4. Avago Technologies
Il gruppo che produce semiconduttori, con sede a Singapore, merita il target price di 160 dollari (+34%). Nello scenario ottimista l’upside è del 59%. I ricavi sono previsti in aumento da 6,8 miliardi del 2015 a 7,5 nel 2016. Il p/e scende da 13,5 nel 2015 a 12,3 nel 2016. Trascurabile il dividend yield (1,1%). Negli ultimi 12 mesi ha reso il 45%.

5. Bank of America
II target price di 21 dollari del gigante finanziario guidato da Brian Moynihan è del 35% superiore alle quotazioni attuali. Nello scenario ottimista può salire del 67%. Il rendimento della cedola è 1,3% in questo esercizio e 1,7% nel prossimo. Guardando ai multipli borsistici, il p/bv (prezzo/valore di libro) scende da 0,7 nel 2015 a 0,6 nel 2016. In crescita il roe (dal 7,2 al 7,9%). Il total return a 12 mesi è negativo (-1,8%).

6. Delta Air Lines
Alla compagnia aerea guidata da Richard Anderson, è stato assegnato il target price di 62 dollari (+42% dalle quotazioni attuali). Nell’ipotesi bullish il margine di rialzo è del 71%. Il titolo tratta 9,8 volte l’eps 2015 e 8 quello del 2016. Basso (1%) il rendimento della cedola. Il roe migliora dal 36,9% al 37,4%. Negli ultimi 12 mesi ha reso il 12%.

7. Mobileye
Target price di 80 dollari (+47%) per la società israeliana che produce e sviluppa software per servizi avanzati di guida. Nello scenario ottimista il prezzo può salire del 176%. Il titolo tratta 120,5 volte l’utile 2015 e 71,7 quello del 2016. Il rendimento della cedola è nullo. Il roe sale dal 23,7% di quest’anno al 30,2% del prossimo. Negli ultimi 12 mesi il total return è 25,4%.

8. Qualcomm
Al gruppo high tech Usa è stato assegnato il prezzo obiettivo di 75 dollari (+36%). L’upside nell’ipotesi bullish è del 73%, mentre il dividend yield è 3,3% nell’esercizio corrente e 6,2% nel prossimo a fronte di una cedola rispettivamente di 1,79 e 3,38 dollari. Il titolo è sottovalutato rispetto ai competitor: viene scambiato 11,8 volte l’utile 2015 e 10,7 quello del 2016. Il total return a 12 mesi è negativo (-24%).

9. Sba communications
Alla società di tlc guidata da Jeff Stoops è stato assegnato il prezzo obiettivo di 151 dollari, che implica un upside del 32%. Nell’ipotesi bullish il margine di crescita è del 44%, mentre il dividendo è nullo.

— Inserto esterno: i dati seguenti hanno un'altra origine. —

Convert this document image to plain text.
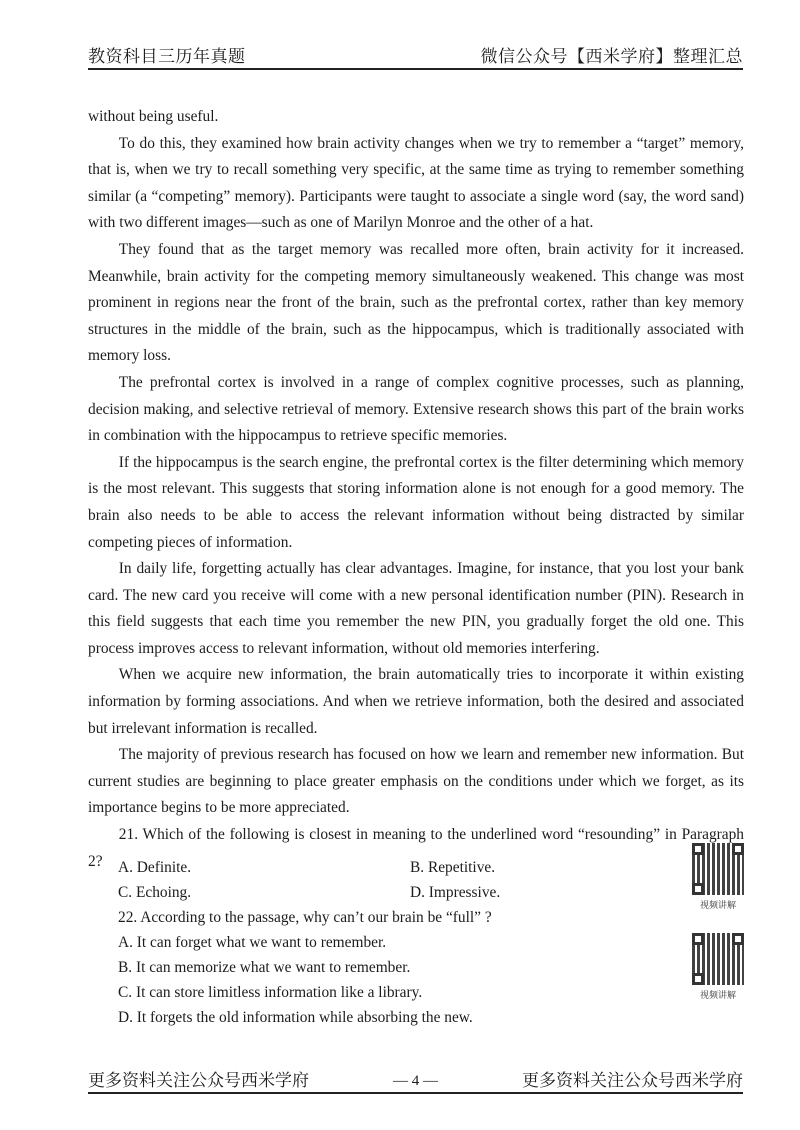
教资科目三历年真题	微信公众号【西米学府】整理汇总

without being useful.

To do this, they examined how brain activity changes when we try to remember a “target” memory, that is, when we try to recall something very specific, at the same time as trying to remember something similar (a “competing” memory). Participants were taught to associate a single word (say, the word sand) with two different images—such as one of Marilyn Monroe and the other of a hat.

They found that as the target memory was recalled more often, brain activity for it increased. Meanwhile, brain activity for the competing memory simultaneously weakened. This change was most prominent in regions near the front of the brain, such as the prefrontal cortex, rather than key memory structures in the middle of the brain, such as the hippocampus, which is traditionally associated with memory loss.

The prefrontal cortex is involved in a range of complex cognitive processes, such as planning, decision making, and selective retrieval of memory. Extensive research shows this part of the brain works in combination with the hippocampus to retrieve specific memories.

If the hippocampus is the search engine, the prefrontal cortex is the filter determining which memory is the most relevant. This suggests that storing information alone is not enough for a good memory. The brain also needs to be able to access the relevant information without being distracted by similar competing pieces of information.

In daily life, forgetting actually has clear advantages. Imagine, for instance, that you lost your bank card. The new card you receive will come with a new personal identification number (PIN). Research in this field suggests that each time you remember the new PIN, you gradually forget the old one. This process improves access to relevant information, without old memories interfering.

When we acquire new information, the brain automatically tries to incorporate it within existing information by forming associations. And when we retrieve information, both the desired and associated but irrelevant information is recalled.

The majority of previous research has focused on how we learn and remember new information. But current studies are beginning to place greater emphasis on the conditions under which we forget, as its importance begins to be more appreciated.

21. Which of the following is closest in meaning to the underlined word “resounding” in Paragraph 2?	A. Definite.	B. Repetitive.
C. Echoing.	D. Impressive.
22. According to the passage, why can’t our brain be “full” ?
A. It can forget what we want to remember.
B. It can memorize what we want to remember.
C. It can store limitless information like a library.
D. It forgets the old information while absorbing the new.
视频讲解
视频讲解
更多资料关注公众号西米学府	— 4 —	更多资料关注公众号西米学府
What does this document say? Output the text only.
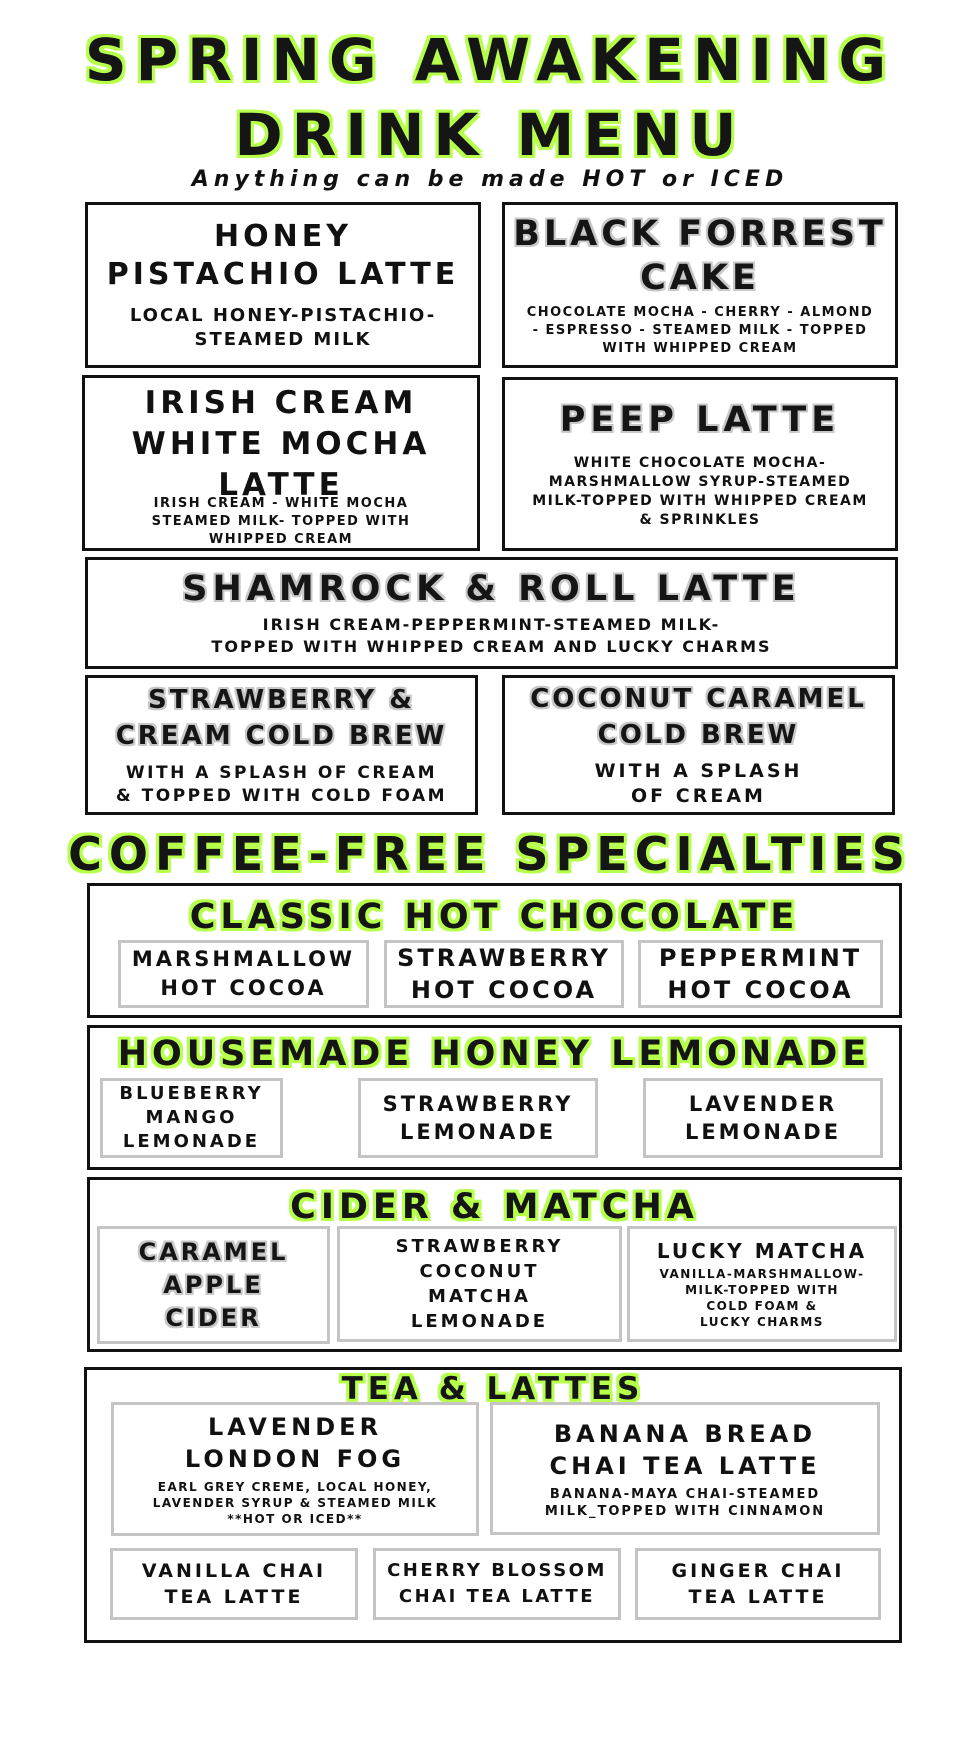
SPRING AWAKENING
DRINK MENU
Anything can be made HOT or ICED
HONEY
PISTACHIO LATTE
LOCAL HONEY-PISTACHIO-
STEAMED MILK
BLACK FORREST
CAKE
CHOCOLATE MOCHA - CHERRY - ALMOND
- ESPRESSO - STEAMED MILK - TOPPED
WITH WHIPPED CREAM
IRISH CREAM
WHITE MOCHA
LATTE
IRISH CREAM - WHITE MOCHA
STEAMED MILK- TOPPED WITH
WHIPPED CREAM
PEEP LATTE
WHITE CHOCOLATE MOCHA-
MARSHMALLOW SYRUP-STEAMED
MILK-TOPPED WITH WHIPPED CREAM
& SPRINKLES
SHAMROCK & ROLL LATTE
IRISH CREAM-PEPPERMINT-STEAMED MILK-
TOPPED WITH WHIPPED CREAM AND LUCKY CHARMS
STRAWBERRY &
CREAM COLD BREW
WITH A SPLASH OF CREAM
& TOPPED WITH COLD FOAM
COCONUT CARAMEL
COLD BREW
WITH A SPLASH
OF CREAM
COFFEE-FREE SPECIALTIES
CLASSIC HOT CHOCOLATE
MARSHMALLOW
HOT COCOA
STRAWBERRY
HOT COCOA
PEPPERMINT
HOT COCOA
HOUSEMADE HONEY LEMONADE
BLUEBERRY
MANGO
LEMONADE
STRAWBERRY
LEMONADE
LAVENDER
LEMONADE
CIDER & MATCHA
CARAMEL
APPLE
CIDER
STRAWBERRY
COCONUT
MATCHA
LEMONADE
LUCKY MATCHA
VANILLA-MARSHMALLOW-
MILK-TOPPED WITH
COLD FOAM &
LUCKY CHARMS
TEA & LATTES
LAVENDER
LONDON FOG
EARL GREY CREME, LOCAL HONEY,
LAVENDER SYRUP & STEAMED MILK
**HOT OR ICED**
BANANA BREAD
CHAI TEA LATTE
BANANA-MAYA CHAI-STEAMED
MILK_TOPPED WITH CINNAMON
VANILLA CHAI
TEA LATTE
CHERRY BLOSSOM
CHAI TEA LATTE
GINGER CHAI
TEA LATTE
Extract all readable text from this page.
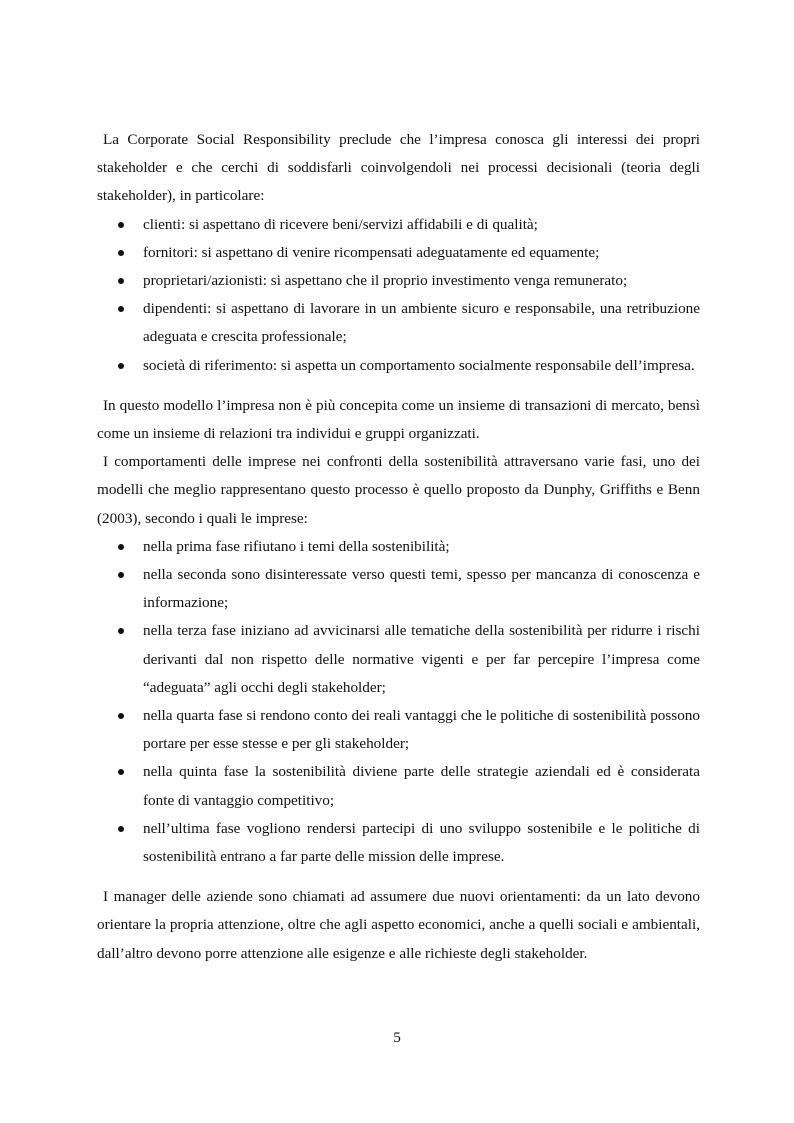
La Corporate Social Responsibility preclude che l’impresa conosca gli interessi dei propri stakeholder e che cerchi di soddisfarli coinvolgendoli nei processi decisionali (teoria degli stakeholder), in particolare:

clienti: si aspettano di ricevere beni/servizi affidabili e di qualità;
fornitori: si aspettano di venire ricompensati adeguatamente ed equamente;
proprietari/azionisti: si aspettano che il proprio investimento venga remunerato;
dipendenti: si aspettano di lavorare in un ambiente sicuro e responsabile, una retribuzione adeguata e crescita professionale;
società di riferimento: si aspetta un comportamento socialmente responsabile dell’impresa.

In questo modello l’impresa non è più concepita come un insieme di transazioni di mercato, bensì come un insieme di relazioni tra individui e gruppi organizzati.

I comportamenti delle imprese nei confronti della sostenibilità attraversano varie fasi, uno dei modelli che meglio rappresentano questo processo è quello proposto da Dunphy, Griffiths e Benn (2003), secondo i quali le imprese:

nella prima fase rifiutano i temi della sostenibilità;
nella seconda sono disinteressate verso questi temi, spesso per mancanza di conoscenza e informazione;
nella terza fase iniziano ad avvicinarsi alle tematiche della sostenibilità per ridurre i rischi derivanti dal non rispetto delle normative vigenti e per far percepire l’impresa come “adeguata” agli occhi degli stakeholder;
nella quarta fase si rendono conto dei reali vantaggi che le politiche di sostenibilità possono portare per esse stesse e per gli stakeholder;
nella quinta fase la sostenibilità diviene parte delle strategie aziendali ed è considerata fonte di vantaggio competitivo;
nell’ultima fase vogliono rendersi partecipi di uno sviluppo sostenibile e le politiche di sostenibilità entrano a far parte delle mission delle imprese.

I manager delle aziende sono chiamati ad assumere due nuovi orientamenti: da un lato devono orientare la propria attenzione, oltre che agli aspetto economici, anche a quelli sociali e ambientali, dall’altro devono porre attenzione alle esigenze e alle richieste degli stakeholder.

5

Il total return a 12 mesi è 4%.

10. The Blackstone group
Il gigante del risparmio gestito merita il target price di 52 dollari (+60%). Nello scenario ottimista l’upside è 125%. Il titolo tratta 9,3 volte l’utile 2015 e 7,9 volte quello del 2016. Il roe sale dal 58,4% di quest’anno al 64,7% del prossimo. Molto elevato il rendimento della cedola: 10,3% nell’esercizio 2015 e 9,3% nel prossimo. Il total return degli ultimi 12 mesi è 4,7%.